Keep children safe on farms

Helen O’Callaghan says the dangers on farms can be underestimated.

With summer approaching, we’ll see more children outdoors on farms, whether farm-dwelling or visiting children. For the latter especially — and their parents — a farm is exciting, a place of discovery. But sometimes dangers are underestimated.

In the past 10 years, there were 22 fatal accidents involving children on Irish farms. Thirty-six per cent were killed by tractors; 32% by other farm machinery.

“This stands out as the biggie in terms of farm fatalities involving children,” says Health and Safety Authority (HSA) inspector John Kennedy.

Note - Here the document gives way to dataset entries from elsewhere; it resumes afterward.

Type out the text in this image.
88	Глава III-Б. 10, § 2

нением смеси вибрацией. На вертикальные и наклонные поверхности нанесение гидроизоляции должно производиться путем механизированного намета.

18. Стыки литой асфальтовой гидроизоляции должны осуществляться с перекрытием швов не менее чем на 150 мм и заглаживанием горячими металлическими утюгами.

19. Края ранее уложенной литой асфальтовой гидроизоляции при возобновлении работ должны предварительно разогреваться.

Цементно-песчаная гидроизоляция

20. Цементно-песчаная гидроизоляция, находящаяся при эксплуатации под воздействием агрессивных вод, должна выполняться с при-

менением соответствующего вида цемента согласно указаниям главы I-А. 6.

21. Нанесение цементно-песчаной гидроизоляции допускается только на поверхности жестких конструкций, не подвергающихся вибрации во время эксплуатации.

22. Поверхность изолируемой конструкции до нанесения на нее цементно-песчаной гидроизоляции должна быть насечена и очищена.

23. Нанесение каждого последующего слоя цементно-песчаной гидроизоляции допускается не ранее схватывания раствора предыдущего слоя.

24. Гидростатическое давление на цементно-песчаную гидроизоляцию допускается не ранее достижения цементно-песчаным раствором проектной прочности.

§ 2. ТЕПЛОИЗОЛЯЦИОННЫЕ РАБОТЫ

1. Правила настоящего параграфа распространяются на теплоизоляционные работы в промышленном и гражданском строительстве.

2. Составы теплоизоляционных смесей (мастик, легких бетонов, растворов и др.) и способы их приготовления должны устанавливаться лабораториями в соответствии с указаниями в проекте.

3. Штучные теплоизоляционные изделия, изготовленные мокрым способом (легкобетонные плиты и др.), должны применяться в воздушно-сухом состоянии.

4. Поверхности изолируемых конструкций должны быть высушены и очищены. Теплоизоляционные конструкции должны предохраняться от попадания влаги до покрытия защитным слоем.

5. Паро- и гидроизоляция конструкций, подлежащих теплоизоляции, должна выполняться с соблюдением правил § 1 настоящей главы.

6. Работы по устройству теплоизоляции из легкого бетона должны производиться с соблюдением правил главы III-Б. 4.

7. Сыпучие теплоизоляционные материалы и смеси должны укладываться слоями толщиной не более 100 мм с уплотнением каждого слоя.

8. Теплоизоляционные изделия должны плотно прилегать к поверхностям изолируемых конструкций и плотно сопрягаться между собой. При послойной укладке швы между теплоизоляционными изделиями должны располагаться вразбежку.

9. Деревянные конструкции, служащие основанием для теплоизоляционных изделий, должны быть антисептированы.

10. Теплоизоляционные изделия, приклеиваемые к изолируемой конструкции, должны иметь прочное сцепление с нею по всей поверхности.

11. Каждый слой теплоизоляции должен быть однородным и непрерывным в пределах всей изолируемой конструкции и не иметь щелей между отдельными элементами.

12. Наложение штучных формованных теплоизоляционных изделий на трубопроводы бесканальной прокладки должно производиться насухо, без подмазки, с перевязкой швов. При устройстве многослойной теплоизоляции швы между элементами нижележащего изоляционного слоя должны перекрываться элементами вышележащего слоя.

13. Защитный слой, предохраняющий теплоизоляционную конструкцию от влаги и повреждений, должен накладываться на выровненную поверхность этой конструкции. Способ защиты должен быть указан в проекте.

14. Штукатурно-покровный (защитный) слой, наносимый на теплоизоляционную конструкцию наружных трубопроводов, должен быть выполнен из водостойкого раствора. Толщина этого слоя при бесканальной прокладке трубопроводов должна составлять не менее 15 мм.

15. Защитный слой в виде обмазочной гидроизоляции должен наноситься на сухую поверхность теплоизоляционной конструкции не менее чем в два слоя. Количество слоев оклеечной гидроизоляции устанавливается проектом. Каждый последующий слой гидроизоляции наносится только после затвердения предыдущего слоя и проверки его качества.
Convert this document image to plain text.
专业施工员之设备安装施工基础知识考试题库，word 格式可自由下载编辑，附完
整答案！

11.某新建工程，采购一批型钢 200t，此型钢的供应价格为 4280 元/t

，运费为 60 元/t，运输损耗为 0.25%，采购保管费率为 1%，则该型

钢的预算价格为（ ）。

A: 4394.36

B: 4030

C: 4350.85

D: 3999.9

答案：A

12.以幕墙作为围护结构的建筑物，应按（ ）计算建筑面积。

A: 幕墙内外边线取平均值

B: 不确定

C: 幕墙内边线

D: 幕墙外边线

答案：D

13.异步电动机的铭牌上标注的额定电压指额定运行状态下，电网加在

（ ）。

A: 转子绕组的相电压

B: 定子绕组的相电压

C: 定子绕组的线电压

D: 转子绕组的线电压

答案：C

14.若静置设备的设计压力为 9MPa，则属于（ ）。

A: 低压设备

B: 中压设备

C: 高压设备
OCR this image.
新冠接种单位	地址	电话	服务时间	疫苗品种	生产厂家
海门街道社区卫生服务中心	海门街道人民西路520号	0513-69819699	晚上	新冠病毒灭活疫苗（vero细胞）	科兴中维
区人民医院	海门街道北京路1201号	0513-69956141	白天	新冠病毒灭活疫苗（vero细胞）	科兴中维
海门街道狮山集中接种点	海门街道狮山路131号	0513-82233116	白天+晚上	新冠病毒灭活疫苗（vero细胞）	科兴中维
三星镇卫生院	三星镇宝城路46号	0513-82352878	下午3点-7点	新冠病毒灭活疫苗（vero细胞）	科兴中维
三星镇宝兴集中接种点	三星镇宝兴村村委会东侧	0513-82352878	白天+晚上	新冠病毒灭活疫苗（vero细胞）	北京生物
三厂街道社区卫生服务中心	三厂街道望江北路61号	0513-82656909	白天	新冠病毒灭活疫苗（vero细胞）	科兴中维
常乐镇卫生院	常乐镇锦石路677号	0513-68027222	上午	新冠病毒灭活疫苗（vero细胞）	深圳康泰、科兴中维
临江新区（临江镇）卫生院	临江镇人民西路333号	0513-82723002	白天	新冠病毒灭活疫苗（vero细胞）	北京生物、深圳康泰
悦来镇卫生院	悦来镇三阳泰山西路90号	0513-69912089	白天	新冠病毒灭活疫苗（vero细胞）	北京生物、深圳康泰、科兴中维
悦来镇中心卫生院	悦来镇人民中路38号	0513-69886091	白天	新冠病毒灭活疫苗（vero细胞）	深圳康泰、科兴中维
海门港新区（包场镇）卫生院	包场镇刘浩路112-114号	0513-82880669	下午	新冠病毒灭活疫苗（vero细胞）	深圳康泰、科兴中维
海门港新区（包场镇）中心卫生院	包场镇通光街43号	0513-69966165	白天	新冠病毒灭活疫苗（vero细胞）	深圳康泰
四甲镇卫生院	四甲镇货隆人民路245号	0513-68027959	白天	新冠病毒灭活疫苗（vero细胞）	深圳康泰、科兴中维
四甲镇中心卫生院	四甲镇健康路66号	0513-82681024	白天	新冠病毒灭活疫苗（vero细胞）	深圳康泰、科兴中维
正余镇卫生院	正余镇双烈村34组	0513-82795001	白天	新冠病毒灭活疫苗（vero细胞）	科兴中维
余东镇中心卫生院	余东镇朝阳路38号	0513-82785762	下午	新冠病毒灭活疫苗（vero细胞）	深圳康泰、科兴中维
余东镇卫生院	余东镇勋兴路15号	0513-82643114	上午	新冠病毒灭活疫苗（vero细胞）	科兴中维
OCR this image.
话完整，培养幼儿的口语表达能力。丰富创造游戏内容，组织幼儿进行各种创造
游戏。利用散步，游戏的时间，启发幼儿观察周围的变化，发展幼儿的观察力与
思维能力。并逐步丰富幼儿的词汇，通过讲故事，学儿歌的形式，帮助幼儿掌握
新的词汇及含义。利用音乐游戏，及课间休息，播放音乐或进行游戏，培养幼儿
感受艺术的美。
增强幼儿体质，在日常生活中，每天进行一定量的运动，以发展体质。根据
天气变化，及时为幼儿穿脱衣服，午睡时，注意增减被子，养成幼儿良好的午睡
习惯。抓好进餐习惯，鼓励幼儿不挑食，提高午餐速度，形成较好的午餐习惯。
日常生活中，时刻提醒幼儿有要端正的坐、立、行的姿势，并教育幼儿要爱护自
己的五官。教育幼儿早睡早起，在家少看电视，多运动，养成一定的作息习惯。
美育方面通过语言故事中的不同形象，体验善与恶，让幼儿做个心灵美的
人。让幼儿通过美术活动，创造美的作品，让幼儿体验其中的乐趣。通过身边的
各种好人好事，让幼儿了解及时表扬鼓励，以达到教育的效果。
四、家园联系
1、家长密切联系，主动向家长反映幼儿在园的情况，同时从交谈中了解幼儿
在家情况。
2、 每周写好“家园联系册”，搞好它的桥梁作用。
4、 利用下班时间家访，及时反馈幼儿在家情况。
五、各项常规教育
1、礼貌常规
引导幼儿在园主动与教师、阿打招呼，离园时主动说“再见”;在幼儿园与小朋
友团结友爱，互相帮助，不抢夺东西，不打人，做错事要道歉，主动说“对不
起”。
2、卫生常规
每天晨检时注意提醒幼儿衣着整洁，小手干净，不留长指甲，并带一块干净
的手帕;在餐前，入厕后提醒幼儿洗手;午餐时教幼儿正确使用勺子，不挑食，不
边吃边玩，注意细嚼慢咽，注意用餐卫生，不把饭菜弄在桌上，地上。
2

“Mostly, these children were run over or crushed by tractors or struck by a farm vehicle. People forget the child is completely exposed and — more often than not — can’t be seen by the operator of large machinery. Children can dash anywhere.

It can be difficult for the driver to keep track of everything,” says Kennedy, who recalls an anecdote shared by a farm contractor with a policy of not carrying children on tractors.

“The parents on one farm insisted — because the children had a week off school — that he’d carry them around on the tractor for the day. But children can fall out. And very often the operator has to get out of the tractor to check something — a child might then touch the controls.”

While Britain and Northern Ireland have a regulation stipulating children must be 13 before they get into a tractor, in the Republic the HSA requirement is that children under seven must not be carried in a tractor .

Eighteen percent of the 22 child fatalities were due to drowning — such as falling into rain water tanks or slurry lagoons — and 14% caused by falls.

“We don’t want to stop children getting a love of the farm. But it needs to be managed, measured and supervised,” says Kennedy.

Visitors with children should know farms are busy places, that farmers on working farms are rushing from one task to another. Parents — whether farmers or not — may assume a certain safety awareness in children. “Emphasising something once isn’t enough — it may need constant reminders.”

Kennedy says there’s often a gap between intention and action. “Research shows farmers have every intention of doing the right thing but they often don’t do it — they mean to put a safety guard on machinery or mend the broken corner of fencing around the slurry lagoon but they don’t get around to it.”

It’s important to remember that children ‘do as I do, not as I say’ — if they see safety-conscious adults around them, they’re likely to be so too.


* Parents need to coach children about farm dangers.

* Children under seven shouldn’t ride on a tractor.

* Keep children away from dangerous areas — moving vehicles or herds.

* Ensure a safe, secure play area adjacent to dwelling house.